Towards physician-centered oversight of conversational diagnostic AI (2507.15743v1)

Published 21 Jul 2025 in cs.AI, cs.CL, cs.HC, and cs.LG

Abstract: Recent work has demonstrated the promise of conversational AI systems for diagnostic dialogue. However, real-world assurance of patient safety means that providing individual diagnoses and treatment plans is considered a regulated activity by licensed professionals. Furthermore, physicians commonly oversee other team members in such activities, including nurse practitioners (NPs) or physician assistants/associates (PAs). Inspired by this, we propose a framework for effective, asynchronous oversight of the Articulate Medical Intelligence Explorer (AMIE) AI system. We propose guardrailed-AMIE (g-AMIE), a multi-agent system that performs history taking within guardrails, abstaining from individualized medical advice. Afterwards, g-AMIE conveys assessments to an overseeing primary care physician (PCP) in a clinician cockpit interface. The PCP provides oversight and retains accountability of the clinical decision. This effectively decouples oversight from intake and can thus happen asynchronously. In a randomized, blinded virtual Objective Structured Clinical Examination (OSCE) of text consultations with asynchronous oversight, we compared g-AMIE to NPs/PAs or a group of PCPs under the same guardrails. Across 60 scenarios, g-AMIE outperformed both groups in performing high-quality intake, summarizing cases, and proposing diagnoses and management plans for the overseeing PCP to review. This resulted in higher quality composite decisions. PCP oversight of g-AMIE was also more time-efficient than standalone PCP consultations in prior work. While our study does not replicate existing clinical practices and likely underestimates clinicians' capabilities, our results demonstrate the promise of asynchronous oversight as a feasible paradigm for diagnostic AI systems to operate under expert human oversight for enhancing real-world care.

Summary

The paper introduces an asynchronous oversight framework that decouples patient intake from diagnostic advice via a multi-agent system and strict guardrails.
It implements g-AMIE to generate structured SOAP notes and patient messages, validated through randomized, blinded OSCE evaluations with strong compliance rates.
Empirical results indicate higher diagnostic accuracy and better patient communication compared to traditional methods, albeit with increased oversight editing for verbosity.

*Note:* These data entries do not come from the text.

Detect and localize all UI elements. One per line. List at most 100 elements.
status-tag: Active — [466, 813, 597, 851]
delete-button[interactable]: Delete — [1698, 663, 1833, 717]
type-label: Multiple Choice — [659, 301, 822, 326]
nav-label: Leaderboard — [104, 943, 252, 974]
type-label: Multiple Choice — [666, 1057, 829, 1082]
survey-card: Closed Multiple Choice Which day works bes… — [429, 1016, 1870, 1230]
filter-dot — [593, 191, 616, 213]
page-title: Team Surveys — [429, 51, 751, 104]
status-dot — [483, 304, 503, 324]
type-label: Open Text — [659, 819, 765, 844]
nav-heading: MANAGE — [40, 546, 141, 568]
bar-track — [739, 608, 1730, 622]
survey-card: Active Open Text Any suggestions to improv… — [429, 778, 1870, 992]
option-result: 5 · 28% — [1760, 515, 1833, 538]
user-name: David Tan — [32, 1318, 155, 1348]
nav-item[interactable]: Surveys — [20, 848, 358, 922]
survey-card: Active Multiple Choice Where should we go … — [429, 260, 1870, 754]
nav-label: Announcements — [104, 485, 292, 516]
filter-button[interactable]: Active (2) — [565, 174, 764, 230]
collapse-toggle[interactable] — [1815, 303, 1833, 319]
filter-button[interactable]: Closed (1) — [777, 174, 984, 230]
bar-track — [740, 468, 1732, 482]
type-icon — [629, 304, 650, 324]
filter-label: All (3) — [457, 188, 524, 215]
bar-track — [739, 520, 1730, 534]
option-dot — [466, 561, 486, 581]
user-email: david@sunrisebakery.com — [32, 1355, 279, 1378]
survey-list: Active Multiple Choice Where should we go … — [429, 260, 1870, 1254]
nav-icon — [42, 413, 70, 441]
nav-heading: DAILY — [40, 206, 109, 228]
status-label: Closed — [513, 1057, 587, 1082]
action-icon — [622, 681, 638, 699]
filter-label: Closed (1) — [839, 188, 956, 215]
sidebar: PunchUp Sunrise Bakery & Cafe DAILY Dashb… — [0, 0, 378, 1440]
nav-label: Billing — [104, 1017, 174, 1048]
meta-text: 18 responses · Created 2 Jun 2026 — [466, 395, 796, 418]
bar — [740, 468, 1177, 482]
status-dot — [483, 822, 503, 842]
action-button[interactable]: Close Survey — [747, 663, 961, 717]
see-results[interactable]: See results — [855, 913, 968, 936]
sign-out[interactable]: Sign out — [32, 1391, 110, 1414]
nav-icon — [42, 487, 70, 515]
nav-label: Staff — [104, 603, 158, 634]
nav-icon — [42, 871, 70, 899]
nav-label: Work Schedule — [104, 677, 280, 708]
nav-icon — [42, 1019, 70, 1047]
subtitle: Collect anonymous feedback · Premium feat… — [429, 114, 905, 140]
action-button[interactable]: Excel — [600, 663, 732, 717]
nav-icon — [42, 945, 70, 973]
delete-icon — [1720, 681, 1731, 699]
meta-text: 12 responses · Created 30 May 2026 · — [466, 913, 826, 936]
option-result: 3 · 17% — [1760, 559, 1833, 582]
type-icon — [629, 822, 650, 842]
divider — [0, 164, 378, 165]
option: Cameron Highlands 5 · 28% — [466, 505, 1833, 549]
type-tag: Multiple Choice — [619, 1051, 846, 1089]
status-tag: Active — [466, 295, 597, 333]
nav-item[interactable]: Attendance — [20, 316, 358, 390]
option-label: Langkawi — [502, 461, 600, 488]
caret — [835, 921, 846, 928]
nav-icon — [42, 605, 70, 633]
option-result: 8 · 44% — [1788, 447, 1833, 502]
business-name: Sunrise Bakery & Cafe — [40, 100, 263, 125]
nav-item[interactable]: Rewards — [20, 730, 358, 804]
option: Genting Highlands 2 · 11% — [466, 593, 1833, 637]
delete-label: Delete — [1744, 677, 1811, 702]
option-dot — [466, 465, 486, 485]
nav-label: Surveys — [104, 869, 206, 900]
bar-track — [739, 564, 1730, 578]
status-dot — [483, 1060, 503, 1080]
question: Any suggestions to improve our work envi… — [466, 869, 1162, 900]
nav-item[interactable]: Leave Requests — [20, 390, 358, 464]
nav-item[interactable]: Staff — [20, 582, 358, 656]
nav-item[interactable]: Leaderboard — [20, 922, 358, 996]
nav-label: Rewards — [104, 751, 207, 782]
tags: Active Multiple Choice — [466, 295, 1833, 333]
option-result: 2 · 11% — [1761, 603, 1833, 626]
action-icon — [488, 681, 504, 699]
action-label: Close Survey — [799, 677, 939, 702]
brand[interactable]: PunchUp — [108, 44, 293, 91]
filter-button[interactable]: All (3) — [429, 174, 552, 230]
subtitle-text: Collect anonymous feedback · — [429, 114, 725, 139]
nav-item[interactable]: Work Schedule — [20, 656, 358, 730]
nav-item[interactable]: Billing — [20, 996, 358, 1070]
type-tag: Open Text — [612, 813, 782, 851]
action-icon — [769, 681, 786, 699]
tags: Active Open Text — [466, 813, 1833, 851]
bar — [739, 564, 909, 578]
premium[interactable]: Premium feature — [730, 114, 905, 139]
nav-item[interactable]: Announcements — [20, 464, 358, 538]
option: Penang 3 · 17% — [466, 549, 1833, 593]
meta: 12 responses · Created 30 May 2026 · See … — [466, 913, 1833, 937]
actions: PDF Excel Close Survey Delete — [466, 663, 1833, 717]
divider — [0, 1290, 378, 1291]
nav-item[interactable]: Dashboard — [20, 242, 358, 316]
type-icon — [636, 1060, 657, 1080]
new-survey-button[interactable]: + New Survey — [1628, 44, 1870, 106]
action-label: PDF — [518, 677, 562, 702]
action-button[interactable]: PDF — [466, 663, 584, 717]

Physician-Centered Asynchronous Oversight for Conversational Diagnostic AI: A Technical Analysis

This paper presents a comprehensive framework and empirical evaluation for integrating LLM-based conversational diagnostic AI into clinical workflows under a paradigm of asynchronous, physician-centered oversight. The approach is instantiated via a multi-agent system, guardrailed-AMIE (g-AMIE), which is evaluated against nurse practitioners/physician assistants (NPs/PAs) and early-career primary care physicians (PCPs) in a randomized, blinded virtual OSCE. The paper addresses regulatory, safety, and workflow challenges inherent to deploying diagnostic AI in real-world healthcare.

Asynchronous Oversight Paradigm

The core contribution is the formalization and implementation of asynchronous oversight, decoupling patient intake (history-taking) from the delivery of individualized medical advice. g-AMIE is strictly constrained to abstain from providing diagnoses or management plans during patient interaction. Instead, it generates a structured summary (SOAP note) and a draft patient message, which are reviewed and authorized by an overseeing PCP (o-PCP) via a custom clinician cockpit interface. This design mirrors, but does not replicate, real-world models of physician oversight for NPs/PAs, adapting them to the capabilities and limitations of LLM-based agents.

Key technical elements of the oversight paradigm include:

Guardrails: A dedicated guardrail agent screens all AI outputs for individualized medical advice, using few-shot prompting and a custom classifier validated on annotated dialogue data (95.96% accuracy).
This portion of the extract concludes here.